The largest business within MSCI is the Equity Index business. Readers likely are familiar with their indices being mentioned in all forms of financial journalism as the benchmark for global investing. MSCI All-World Index (ACWI) is just one of 150,000 like indices covering 76 countries and a variety of investment styles. In each case, MSCI sells the returns and composition data of these indices to a range of over 2,500 asset managers, pension funds, hedge funds, consultants and banks. With an ever-increasing interest in global investing, this steady subscription business is at the core of MSCI and represents more than 40% of the firm's revenue.

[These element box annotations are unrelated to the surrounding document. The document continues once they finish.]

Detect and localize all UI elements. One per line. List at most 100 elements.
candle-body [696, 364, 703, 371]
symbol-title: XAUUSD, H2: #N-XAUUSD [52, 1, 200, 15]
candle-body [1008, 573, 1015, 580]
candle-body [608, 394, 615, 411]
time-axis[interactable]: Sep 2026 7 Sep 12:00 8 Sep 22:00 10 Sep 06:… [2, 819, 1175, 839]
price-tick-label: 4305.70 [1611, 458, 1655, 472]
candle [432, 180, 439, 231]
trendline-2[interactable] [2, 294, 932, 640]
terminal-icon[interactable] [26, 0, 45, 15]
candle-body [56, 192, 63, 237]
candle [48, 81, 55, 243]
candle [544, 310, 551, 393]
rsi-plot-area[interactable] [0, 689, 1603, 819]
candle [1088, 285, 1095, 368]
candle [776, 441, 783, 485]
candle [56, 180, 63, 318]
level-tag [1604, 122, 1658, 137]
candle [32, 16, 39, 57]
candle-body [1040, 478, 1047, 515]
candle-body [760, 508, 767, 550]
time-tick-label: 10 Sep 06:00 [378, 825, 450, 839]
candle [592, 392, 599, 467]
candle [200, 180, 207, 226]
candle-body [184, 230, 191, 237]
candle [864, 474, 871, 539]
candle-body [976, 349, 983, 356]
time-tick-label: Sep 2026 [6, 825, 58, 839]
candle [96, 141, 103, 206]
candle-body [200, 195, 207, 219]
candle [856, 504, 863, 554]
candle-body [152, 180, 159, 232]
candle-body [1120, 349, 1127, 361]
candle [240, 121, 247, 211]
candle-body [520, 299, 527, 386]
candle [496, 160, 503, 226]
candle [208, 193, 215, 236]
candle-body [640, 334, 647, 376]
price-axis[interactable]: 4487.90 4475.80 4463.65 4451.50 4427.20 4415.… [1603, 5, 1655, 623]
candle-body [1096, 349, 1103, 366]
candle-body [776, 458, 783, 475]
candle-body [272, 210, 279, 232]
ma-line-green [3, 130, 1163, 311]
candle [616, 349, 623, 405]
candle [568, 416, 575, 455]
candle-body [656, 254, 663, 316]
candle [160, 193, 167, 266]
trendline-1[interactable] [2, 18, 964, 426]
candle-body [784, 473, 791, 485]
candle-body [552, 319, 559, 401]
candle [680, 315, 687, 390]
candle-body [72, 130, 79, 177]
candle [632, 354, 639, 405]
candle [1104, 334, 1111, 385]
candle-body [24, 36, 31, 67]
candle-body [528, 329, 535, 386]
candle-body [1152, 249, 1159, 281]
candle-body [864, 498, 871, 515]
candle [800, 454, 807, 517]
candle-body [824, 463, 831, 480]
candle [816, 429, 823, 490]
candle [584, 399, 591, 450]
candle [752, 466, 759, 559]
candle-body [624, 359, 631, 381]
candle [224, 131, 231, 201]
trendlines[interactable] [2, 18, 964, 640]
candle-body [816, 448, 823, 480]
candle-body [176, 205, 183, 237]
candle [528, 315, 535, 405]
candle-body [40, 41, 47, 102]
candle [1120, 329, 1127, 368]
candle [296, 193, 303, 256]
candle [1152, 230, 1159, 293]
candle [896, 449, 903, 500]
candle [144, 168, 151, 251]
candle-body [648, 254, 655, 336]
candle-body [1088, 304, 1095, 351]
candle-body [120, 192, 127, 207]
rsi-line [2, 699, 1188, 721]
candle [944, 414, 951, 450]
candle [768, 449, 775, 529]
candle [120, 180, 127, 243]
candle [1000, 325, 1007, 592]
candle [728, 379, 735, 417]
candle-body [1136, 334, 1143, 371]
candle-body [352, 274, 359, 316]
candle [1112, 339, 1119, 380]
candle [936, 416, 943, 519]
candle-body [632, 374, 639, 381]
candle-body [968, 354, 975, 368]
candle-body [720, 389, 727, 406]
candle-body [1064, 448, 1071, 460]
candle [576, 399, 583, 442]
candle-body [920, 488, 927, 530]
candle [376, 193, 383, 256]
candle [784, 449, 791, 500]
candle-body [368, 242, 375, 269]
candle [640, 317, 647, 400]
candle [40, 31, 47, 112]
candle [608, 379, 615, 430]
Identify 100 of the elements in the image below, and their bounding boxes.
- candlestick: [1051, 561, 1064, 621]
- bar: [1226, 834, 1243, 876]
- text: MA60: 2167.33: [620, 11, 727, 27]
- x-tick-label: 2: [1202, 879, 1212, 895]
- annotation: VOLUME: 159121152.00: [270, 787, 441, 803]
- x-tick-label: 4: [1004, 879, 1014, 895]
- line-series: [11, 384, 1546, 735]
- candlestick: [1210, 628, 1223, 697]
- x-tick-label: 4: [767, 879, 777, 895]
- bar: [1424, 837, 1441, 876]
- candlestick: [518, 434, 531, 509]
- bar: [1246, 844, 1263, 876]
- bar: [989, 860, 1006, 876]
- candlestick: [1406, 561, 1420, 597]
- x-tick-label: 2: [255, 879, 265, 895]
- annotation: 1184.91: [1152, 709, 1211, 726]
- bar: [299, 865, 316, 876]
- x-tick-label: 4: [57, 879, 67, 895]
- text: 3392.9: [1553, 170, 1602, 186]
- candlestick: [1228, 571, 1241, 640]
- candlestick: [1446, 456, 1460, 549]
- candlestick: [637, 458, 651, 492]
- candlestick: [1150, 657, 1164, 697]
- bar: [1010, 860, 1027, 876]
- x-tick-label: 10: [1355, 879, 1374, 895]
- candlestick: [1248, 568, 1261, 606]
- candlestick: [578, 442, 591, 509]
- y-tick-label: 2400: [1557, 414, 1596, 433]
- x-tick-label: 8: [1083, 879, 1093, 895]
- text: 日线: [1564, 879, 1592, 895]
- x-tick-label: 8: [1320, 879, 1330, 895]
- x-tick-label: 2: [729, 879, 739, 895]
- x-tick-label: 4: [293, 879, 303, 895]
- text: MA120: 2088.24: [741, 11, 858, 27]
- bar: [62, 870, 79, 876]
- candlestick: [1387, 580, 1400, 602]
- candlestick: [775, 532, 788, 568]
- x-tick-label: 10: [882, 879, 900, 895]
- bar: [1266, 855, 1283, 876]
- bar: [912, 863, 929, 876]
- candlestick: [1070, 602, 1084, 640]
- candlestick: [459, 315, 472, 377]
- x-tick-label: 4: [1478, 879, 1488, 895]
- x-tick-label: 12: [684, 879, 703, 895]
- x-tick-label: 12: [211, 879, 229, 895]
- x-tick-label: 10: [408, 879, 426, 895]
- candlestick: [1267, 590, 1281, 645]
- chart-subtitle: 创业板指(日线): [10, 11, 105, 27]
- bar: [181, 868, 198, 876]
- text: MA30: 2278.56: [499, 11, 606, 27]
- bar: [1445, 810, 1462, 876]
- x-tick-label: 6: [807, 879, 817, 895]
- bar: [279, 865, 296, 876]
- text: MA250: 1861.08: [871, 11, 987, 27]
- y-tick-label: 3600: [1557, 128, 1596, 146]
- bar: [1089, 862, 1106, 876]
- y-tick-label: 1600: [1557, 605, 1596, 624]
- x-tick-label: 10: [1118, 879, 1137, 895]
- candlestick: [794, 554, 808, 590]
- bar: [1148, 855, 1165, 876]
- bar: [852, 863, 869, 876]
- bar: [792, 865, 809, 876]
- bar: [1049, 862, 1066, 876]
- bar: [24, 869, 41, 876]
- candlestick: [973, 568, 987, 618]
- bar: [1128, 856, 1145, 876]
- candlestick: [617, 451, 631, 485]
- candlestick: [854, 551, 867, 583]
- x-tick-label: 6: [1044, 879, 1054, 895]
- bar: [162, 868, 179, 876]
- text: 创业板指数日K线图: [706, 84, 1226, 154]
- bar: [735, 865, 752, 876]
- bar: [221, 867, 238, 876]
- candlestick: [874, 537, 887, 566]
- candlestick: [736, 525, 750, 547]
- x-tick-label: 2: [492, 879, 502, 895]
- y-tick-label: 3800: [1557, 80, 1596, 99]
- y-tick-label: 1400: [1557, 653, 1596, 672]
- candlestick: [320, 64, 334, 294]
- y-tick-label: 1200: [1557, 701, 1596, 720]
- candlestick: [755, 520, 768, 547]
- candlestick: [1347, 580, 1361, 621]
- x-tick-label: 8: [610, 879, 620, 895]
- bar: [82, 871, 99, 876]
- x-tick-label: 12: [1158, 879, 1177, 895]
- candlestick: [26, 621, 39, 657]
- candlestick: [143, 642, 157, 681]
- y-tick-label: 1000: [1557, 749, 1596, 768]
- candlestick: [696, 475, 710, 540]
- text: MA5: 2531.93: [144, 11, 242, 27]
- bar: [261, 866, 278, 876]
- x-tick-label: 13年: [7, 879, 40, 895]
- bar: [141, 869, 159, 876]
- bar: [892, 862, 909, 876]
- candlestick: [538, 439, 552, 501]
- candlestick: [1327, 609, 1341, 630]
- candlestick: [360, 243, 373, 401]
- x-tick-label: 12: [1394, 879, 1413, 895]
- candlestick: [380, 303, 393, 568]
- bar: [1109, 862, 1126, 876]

With the explosive growth in ETF investing, 524 of MSCI's indices have ETFs modeled on their composition with an aggregate invested dollar value of more than $350 billion (as of the end of February). This allows MSCI to participate in an asset-based fee-sharing arrangement that leverages the company directly to the growth in investment inflows into their indices. While asset flows and ETF valuation are unpredictable in the short to medium term, it would be hard to conceive of a future investment environment where global ETFs do not continue to attract capital. This segment of the business is the source of margin and growth variability; thus far in 2012, it would appear to be positively underestimated in both cases.

These index-related products allow global benchmarking and easily established passive investment allocations to previously hard to reach segments around the globe. Therefore, it is logically complimentary for MSCI to offer these same investment management firms the tools to track and report risk across a broader array of investment markets. Focused primarily on multi-asset class portfolios, RiskManager and the BarraOne product line offer tools to model and report portfolio risk and aid in the construction and management of a diversified portfolio. Add in the ISS governance business that allows investment managers to evaluate its options in voting corporate proxies, and what do you get: the basic toolbox for the current investment management world.

I often focus on sustainability and predictability over absolute growth. That is certainly the case with MSCI, as 96% of its revenues are recurring (mostly paid one year in advance) and more than 80% are from subscriptions. This steady business profile experienced 10% revenue growth in 2011, and as an indicator of the scalability and operating leverage of the business, delivered 17% EBITDA growth over the last five years.

Like every investment, it is just as important to be aware of what could go wrong as it is to explore what could go right. In MSCI's case, the predominant risk is a downturn in the global markets, which would impact both asset-based fees and its customers' ability to afford MSCI products. Secondarily, MSCI has an over 8% exposure to investment behemoth Blackrock. Should Blackrock decide to enter any of these markets independently, that would have an immediate negative impact on results.

That said, there are only a few powerful and long lasting secular trends in the asset management industry. Globalization of investing and managing the risks associated with this trend put MSCI in a solid position to be the tool provider to the evolving investment world where both growth in capital and an expanding roster of clients will propel results.